Pandemonium broke out as every predator in the pack went wild. Ron Mark wanted to know whether the Minister included same-sex partners in his 'sex in prison' philosophy and whether we could expect to end up with “two men and their adopted children sharing the confines of a private room, in prison, having sex?”

Richard Prebble, noting the Minister’s comment that some prisoners might simply have a cuddle and a glass of milk in mind, wanted to know whether “cuddles, milk, and sex are to be part of New Zealand’s prison policy” and if so, “what happened to punishment for crime?”

A number of members helpfully suggested that the punishment probably had something to do with the milk not being warmed.

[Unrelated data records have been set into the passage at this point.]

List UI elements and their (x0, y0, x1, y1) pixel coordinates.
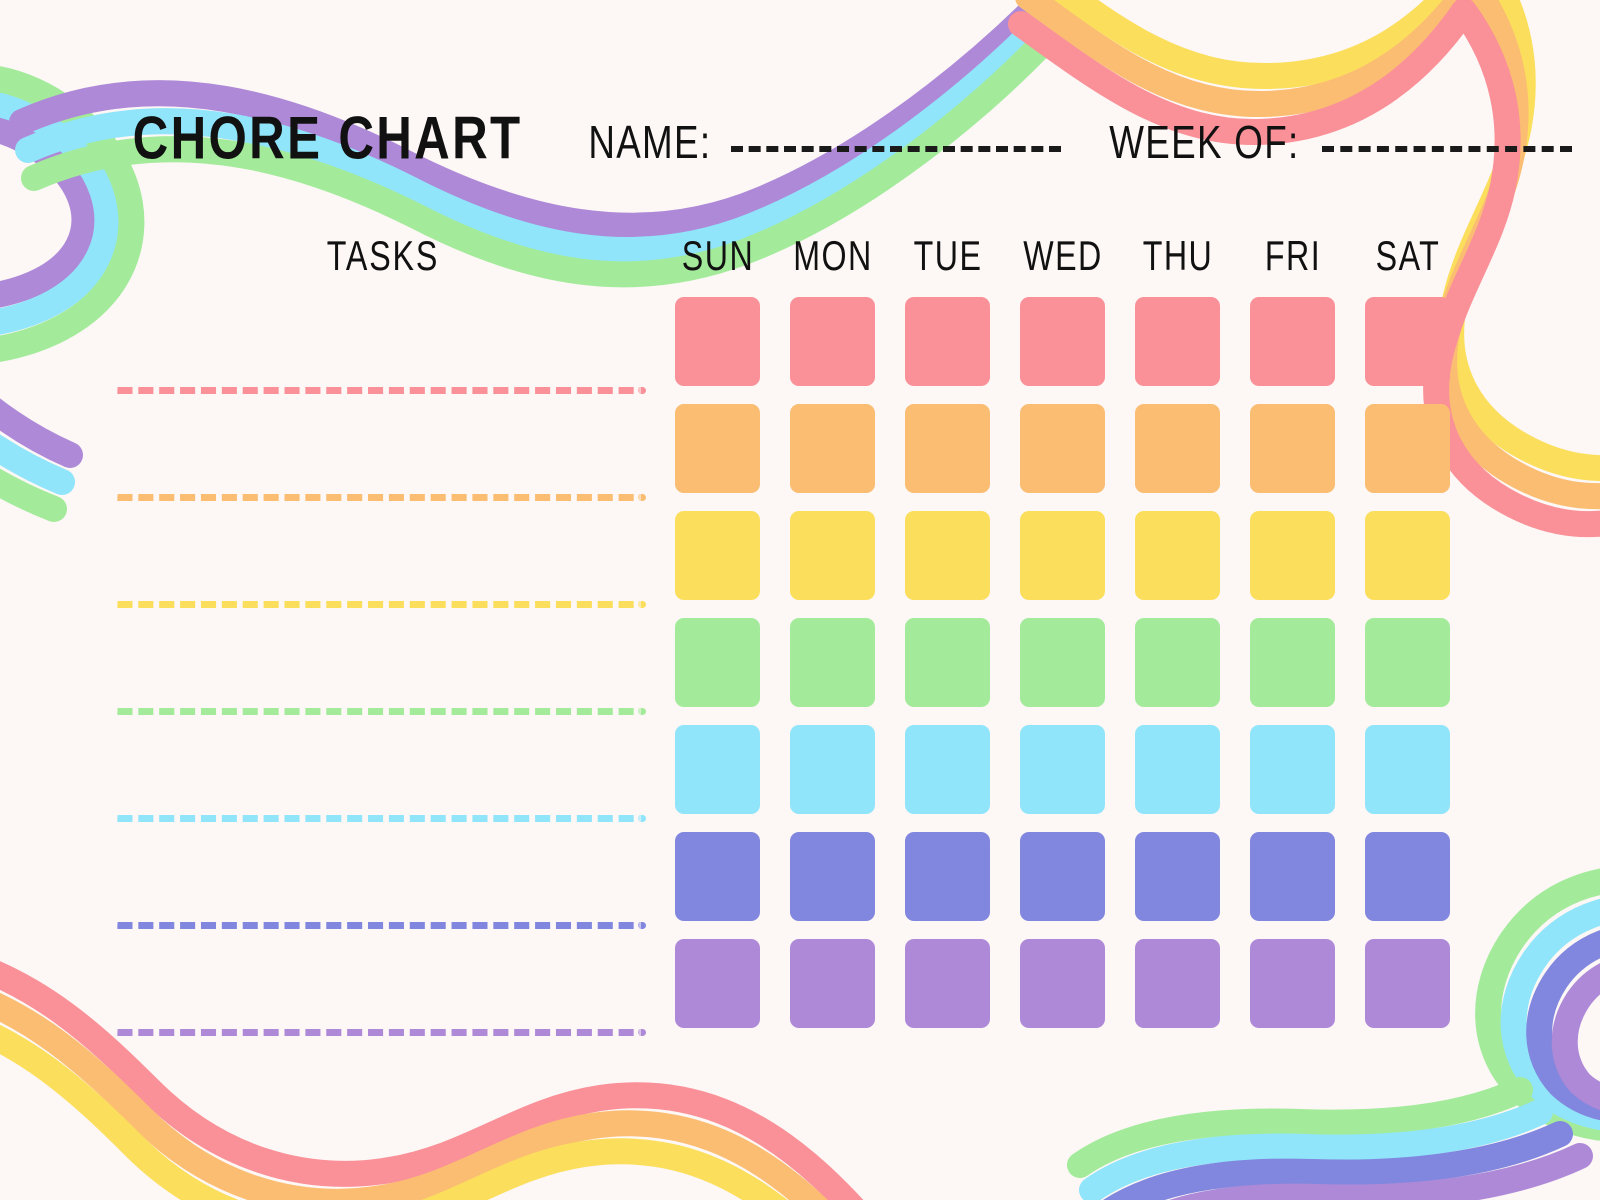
chore-cell-row5-tue[interactable] (905, 725, 990, 814)
task-input-row-7[interactable] (115, 1029, 646, 1036)
chore-cell-row7-wed[interactable] (1020, 939, 1105, 1028)
chore-cell-row2-fri[interactable] (1250, 404, 1335, 493)
chore-grid (0, 0, 1600, 1200)
chore-cell-row5-wed[interactable] (1020, 725, 1105, 814)
chore-cell-row1-sun[interactable] (675, 297, 760, 386)
task-input-row-4[interactable] (115, 708, 646, 715)
chore-cell-row2-wed[interactable] (1020, 404, 1105, 493)
chore-cell-row4-tue[interactable] (905, 618, 990, 707)
chore-cell-row5-mon[interactable] (790, 725, 875, 814)
chore-cell-row6-tue[interactable] (905, 832, 990, 921)
chore-cell-row7-mon[interactable] (790, 939, 875, 1028)
chore-cell-row3-tue[interactable] (905, 511, 990, 600)
chore-cell-row2-sun[interactable] (675, 404, 760, 493)
task-input-row-3[interactable] (115, 601, 646, 608)
chore-cell-row4-sun[interactable] (675, 618, 760, 707)
chore-cell-row7-sun[interactable] (675, 939, 760, 1028)
chore-cell-row3-sun[interactable] (675, 511, 760, 600)
chore-chart-page: CHORE CHART NAME: WEEK OF: TASKS SUN MON… (0, 0, 1600, 1200)
chore-cell-row6-sat[interactable] (1365, 832, 1450, 921)
task-input-row-2[interactable] (115, 494, 646, 501)
chore-cell-row6-sun[interactable] (675, 832, 760, 921)
chore-cell-row3-thu[interactable] (1135, 511, 1220, 600)
chore-cell-row7-thu[interactable] (1135, 939, 1220, 1028)
chore-cell-row2-thu[interactable] (1135, 404, 1220, 493)
chore-cell-row3-fri[interactable] (1250, 511, 1335, 600)
chore-cell-row2-sat[interactable] (1365, 404, 1450, 493)
chore-cell-row1-tue[interactable] (905, 297, 990, 386)
chore-cell-row4-mon[interactable] (790, 618, 875, 707)
chore-cell-row5-sat[interactable] (1365, 725, 1450, 814)
chore-cell-row1-mon[interactable] (790, 297, 875, 386)
chore-cell-row3-sat[interactable] (1365, 511, 1450, 600)
chore-cell-row4-sat[interactable] (1365, 618, 1450, 707)
chore-cell-row7-sat[interactable] (1365, 939, 1450, 1028)
chore-cell-row2-mon[interactable] (790, 404, 875, 493)
task-input-row-1[interactable] (115, 387, 646, 394)
chore-cell-row5-thu[interactable] (1135, 725, 1220, 814)
chore-cell-row1-wed[interactable] (1020, 297, 1105, 386)
chore-cell-row3-wed[interactable] (1020, 511, 1105, 600)
chore-cell-row3-mon[interactable] (790, 511, 875, 600)
chore-cell-row1-fri[interactable] (1250, 297, 1335, 386)
task-input-row-5[interactable] (115, 815, 646, 822)
chore-cell-row7-fri[interactable] (1250, 939, 1335, 1028)
chore-cell-row4-thu[interactable] (1135, 618, 1220, 707)
chore-cell-row2-tue[interactable] (905, 404, 990, 493)
task-input-row-6[interactable] (115, 922, 646, 929)
chore-cell-row4-wed[interactable] (1020, 618, 1105, 707)
chore-cell-row4-fri[interactable] (1250, 618, 1335, 707)
chore-cell-row6-fri[interactable] (1250, 832, 1335, 921)
chore-cell-row7-tue[interactable] (905, 939, 990, 1028)
chore-cell-row6-mon[interactable] (790, 832, 875, 921)
chore-cell-row6-wed[interactable] (1020, 832, 1105, 921)
chore-cell-row1-thu[interactable] (1135, 297, 1220, 386)
chore-cell-row6-thu[interactable] (1135, 832, 1220, 921)
chore-cell-row5-sun[interactable] (675, 725, 760, 814)
chore-cell-row1-sat[interactable] (1365, 297, 1450, 386)
chore-cell-row5-fri[interactable] (1250, 725, 1335, 814)
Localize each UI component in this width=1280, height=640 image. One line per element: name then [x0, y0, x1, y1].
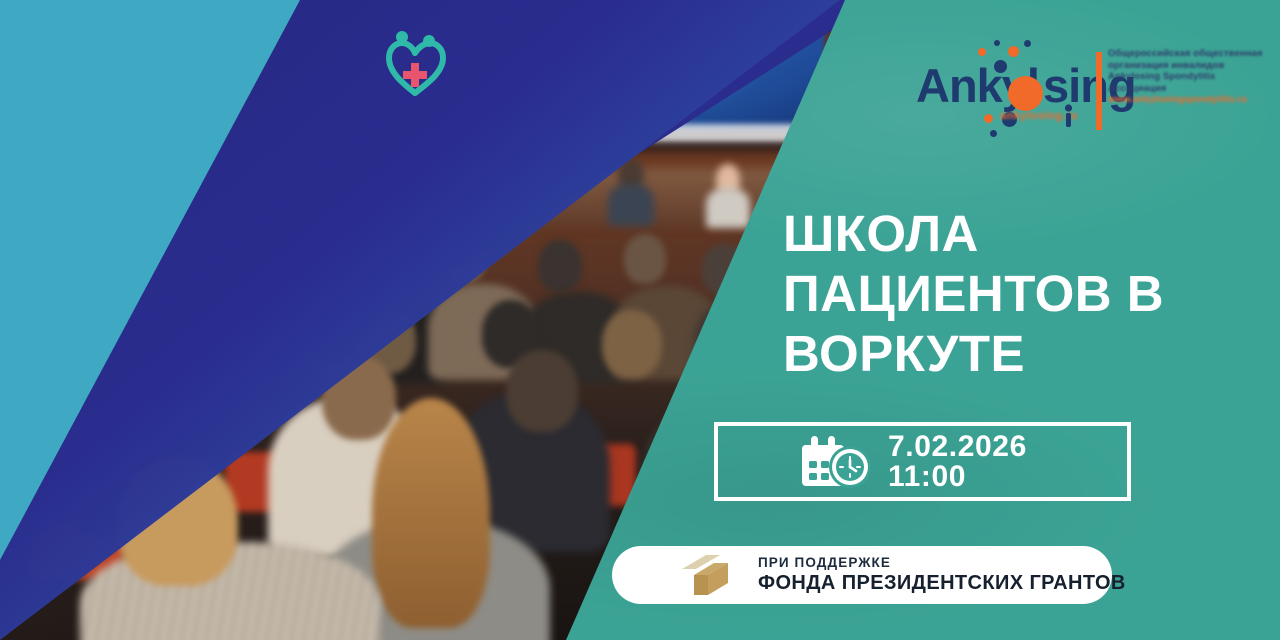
brand-org-line: организация инвалидов	[1108, 60, 1220, 72]
event-datetime-box: 7.02.2026 11:00	[714, 422, 1131, 501]
poster-title-line: ПАЦИЕНТОВ В	[783, 264, 1253, 324]
audience-head	[538, 240, 582, 292]
poster-title-line: ШКОЛА	[783, 204, 1253, 264]
brand-org-text: Общероссийская общественная организация …	[1108, 48, 1220, 106]
support-badge[interactable]: ПРИ ПОДДЕРЖКЕ ФОНДА ПРЕЗИДЕНТСКИХ ГРАНТО…	[612, 546, 1112, 604]
support-badge-line2: ФОНДА ПРЕЗИДЕНТСКИХ ГРАНТОВ	[758, 571, 1126, 595]
brand-orange-circle-icon	[1008, 76, 1043, 111]
brand-dot-icon	[994, 40, 1000, 46]
brand-person-icon	[1064, 104, 1073, 128]
brand-divider	[1096, 52, 1102, 130]
presidential-grants-fund-ribbon-icon	[680, 553, 742, 597]
event-poster: Ankyl sing ankylosing.ru Общероссийская …	[0, 0, 1280, 640]
audience-head	[602, 310, 662, 378]
panelist	[608, 184, 654, 226]
brand-org-line: Ankylosing Spondylitis	[1108, 71, 1220, 83]
calendar-clock-icon	[800, 436, 874, 488]
event-date: 7.02.2026	[888, 432, 1027, 462]
audience-head	[624, 234, 666, 284]
brand-dot-icon	[990, 130, 997, 137]
event-time: 11:00	[888, 462, 1027, 492]
ankylosing-brand-logo[interactable]: Ankyl sing ankylosing.ru Общероссийская …	[912, 26, 1217, 134]
brand-dot-icon	[1024, 40, 1031, 47]
two-people-heart-medical-cross-icon	[381, 31, 451, 99]
brand-org-line: Ассоциация	[1108, 83, 1220, 95]
brand-dot-icon	[994, 60, 1007, 73]
brand-org-line: Общероссийская общественная	[1108, 48, 1220, 60]
event-datetime-text: 7.02.2026 11:00	[888, 432, 1027, 492]
brand-dot-icon	[978, 48, 986, 56]
poster-title-line: ВОРКУТЕ	[783, 324, 1253, 384]
support-badge-text: ПРИ ПОДДЕРЖКЕ ФОНДА ПРЕЗИДЕНТСКИХ ГРАНТО…	[758, 555, 1126, 595]
panelist	[706, 188, 750, 228]
brand-dot-icon	[984, 114, 993, 123]
support-badge-line1: ПРИ ПОДДЕРЖКЕ	[758, 555, 1126, 571]
brand-org-url: www.ankylosingspondylitis.ru	[1108, 94, 1220, 106]
foreground-person-hair	[372, 398, 490, 628]
poster-title: ШКОЛА ПАЦИЕНТОВ В ВОРКУТЕ	[783, 204, 1253, 384]
brand-dot-icon	[1008, 46, 1019, 57]
audience-head	[506, 350, 578, 432]
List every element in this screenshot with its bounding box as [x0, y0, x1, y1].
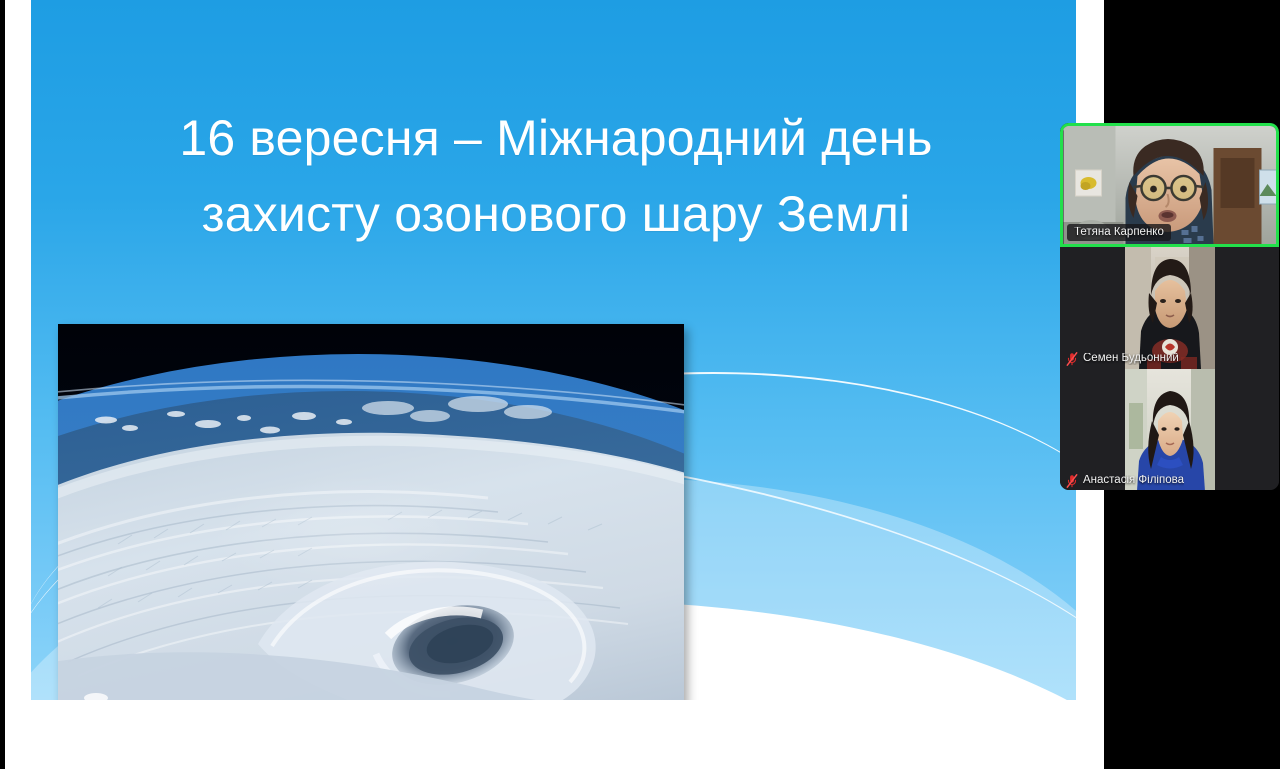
participant-name-bar-0: Тетяна Карпенко [1067, 224, 1171, 241]
participant-name-bar-2: Анастасія Філіпова [1060, 471, 1279, 490]
participant-name-2: Анастасія Філіпова [1083, 475, 1184, 487]
participants-filmstrip[interactable]: Тетяна Карпенко [1060, 123, 1279, 490]
screen-root: 16 вересня – Міжнародний день захисту оз… [0, 0, 1280, 769]
participant-name-1: Семен Будьонний [1083, 353, 1179, 365]
participant-tile-1[interactable]: Семен Будьонний [1060, 247, 1279, 369]
mic-off-icon [1066, 352, 1078, 366]
participant-tile-2[interactable]: Анастасія Філіпова [1060, 369, 1279, 490]
mic-off-icon [1066, 474, 1078, 488]
participant-tile-0[interactable]: Тетяна Карпенко [1060, 123, 1279, 247]
hurricane-from-space-photo [58, 324, 684, 700]
slide-title: 16 вересня – Міжнародний день захисту оз… [91, 100, 1021, 252]
participant-name-0: Тетяна Карпенко [1074, 227, 1164, 239]
slide-canvas[interactable]: 16 вересня – Міжнародний день захисту оз… [31, 0, 1076, 700]
participant-name-bar-1: Семен Будьонний [1060, 349, 1279, 369]
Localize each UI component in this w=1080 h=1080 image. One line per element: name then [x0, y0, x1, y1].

Not even the Minister’s friends could awaken the stubborn sleeping neurons that refused to recognise the incoming attack. Grant Gillon rather desperately asked whether the issue of conjugal visits to prisoners was Alliance or Government policy? Cringing Labour members couldn’t work out which alternative would be worse.

But it didn’t matter – the Minister calmly explained again that it was all part of his on-going research. In fact he couldn’t be shaken and he was going to stand on a pile of text books and doctoral theses while he was eaten alive. There were overtones of early Christendom with martyrs being fed to hungry lions. This is how the socialist pantheon acquires its new busts. It will already have been ordered.

The pack couldn’t resist carrying the attack to the Minister of Justice, Phil Goff, as well. Goff’s ability to interpret incoming data on voter perception is wholly unimpaired. Indeed, he has spent the last six years cultivating a 'get tough with crims' persona. Never in his wildest dreams did he think he would find himself being asked by Tony Ryall whether he supported “sex in prisons or toddlers behind bars”.

Only Nandor Tanczos rushed to the side of the gory corpse. Fortunately for him, the carnivores weren’t particularly aroused by talk of `genuinely victim-centred restorative justice’ and `dysfunctional adversarial systems’. The banquet was quite tasty enough without him. But he too can become irresistible if he can talk about it all in terms of some good old-fashioned pheromones.